Long Walk to Freedom

The first time I heard about apartheid was back in elementary school in my history class when we were learning about African Colonization History. All we learned in class was more of a three-act story; how South Africa failed under the bores, how apartheid slowly and brutally diffused and in the end how South Africa was freed. On top of that, we were thought about the great leader Nelson Mandela and how he stayed in prison for more than 27 years fighting for his people’s freedom.

But reading Nelson Mandela’s autobiography, ‘Long Walk To Freedom’, enlightened me not only about the freedom movements and the dark apartheid system but also finally proved to me that Mandela was an ordinary person who chose to become the person he is today which in the end made him a legend and a myth.

The best part of the book for me was that it introduced me Mandela as a person; not only as the politician and the freedom fighter Nelson Mandela but I also got to know the personal ups and downs he encountered starting from the days he used to be a shepherded in Transkei to the moment he chose his career and to the time he was imprisoned for life and until the day he was elected as a president.

The book has a total of 630 pages that tell captivating stories starting from his very childhood until the day he became a democratically elected president. Generally it is a 76 years journey of an average person who chooses to follow his passion as well as a 50 years plus journey of a freedom fighter who dedicated his life to his people even though he could have lived otherwise.

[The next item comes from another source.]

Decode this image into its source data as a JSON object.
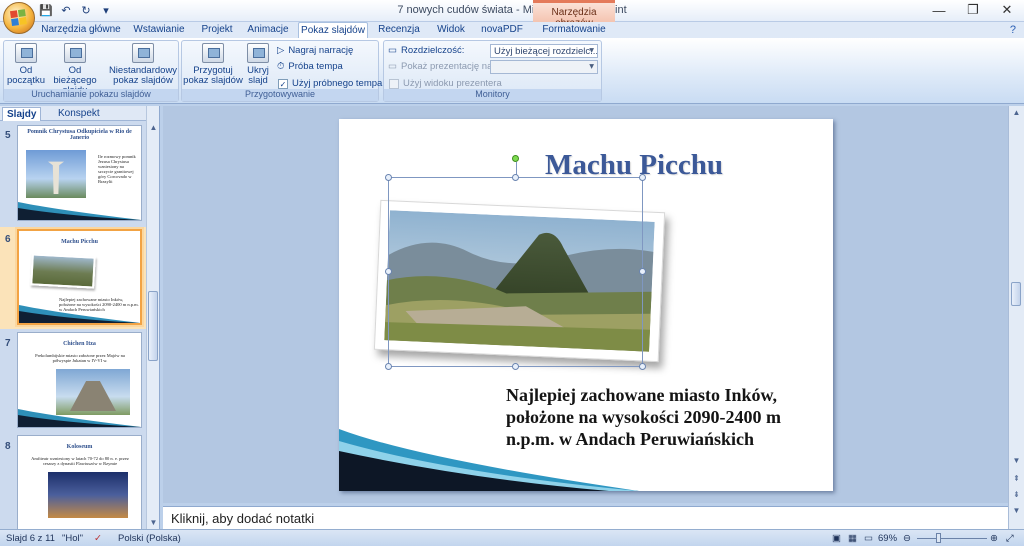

Mandela never had the chance to go to school until the age of seven and he was just a country shepherd in Transkei who had no idea about the vast world outside, let alone practicing law and being involved in politics and ending up leading a nation as big and complex as South Africa. Even after he finished high school and joined college to study law, he went through many dark days which he refused to give in for. He walked 12 miles per day to save a bus fare, he used candle light to study until he completed college, he wore an old suit his boss gave him for 5 years straight, “In the end of the fifth year, it was more patches than a suit.” he said on his book (Part Two, Johannesburg, page 67), he fall in love two times with two different women in two different times, he went through the dreadful divorce process with his first wife Evelyn because in the end they found themselves in different sides of life where none of them were in a position to accommodate each other’s needs.

Sometimes he doubted himself wondering if he has made the right decision in his life and if it was worth the pain of being away from immediate relatives, family and children, he fall in love again and got married for the second time with Winnie who became his right hand who never failed to stand by his side tolerating the government assaults and countless psychological traumas just for being his wife and sometimes taking part in the anti-apartheid movements, he was allowed to have visitors only once in six months when he was in Robben Island (and when he had visitors after that long, they were only allowed to see each other through thick glass windows under the surveillance of a prison guard), he was not given permission to attend the burial of his eldest son followed by his mother who both passed away when he was in prison, and so and so. These and many other stories in his book are the ones that inspired me the most and showed me the very personal side of the great Nelson Mandela who will most likely be a myth years from now, for the great leadership skills he had that finally freed South Africa.

Furthermore, Mandela briefly and repeatedly told the stories of his colleagues, comrades and friends who were also the very big part of the journey and who were holding hands through thick and thin. He was inspired by them as they were always inspired him; they were his strength and his other halves where Mandela himself admitted that the journey wouldn’t have ended the way it did had it not been for them. So in the end I understood that the final result of the freedom was basically the sum of courageous and extra ordinary leadership skill in combination with undying and realistic ambition along with optimism and preservation.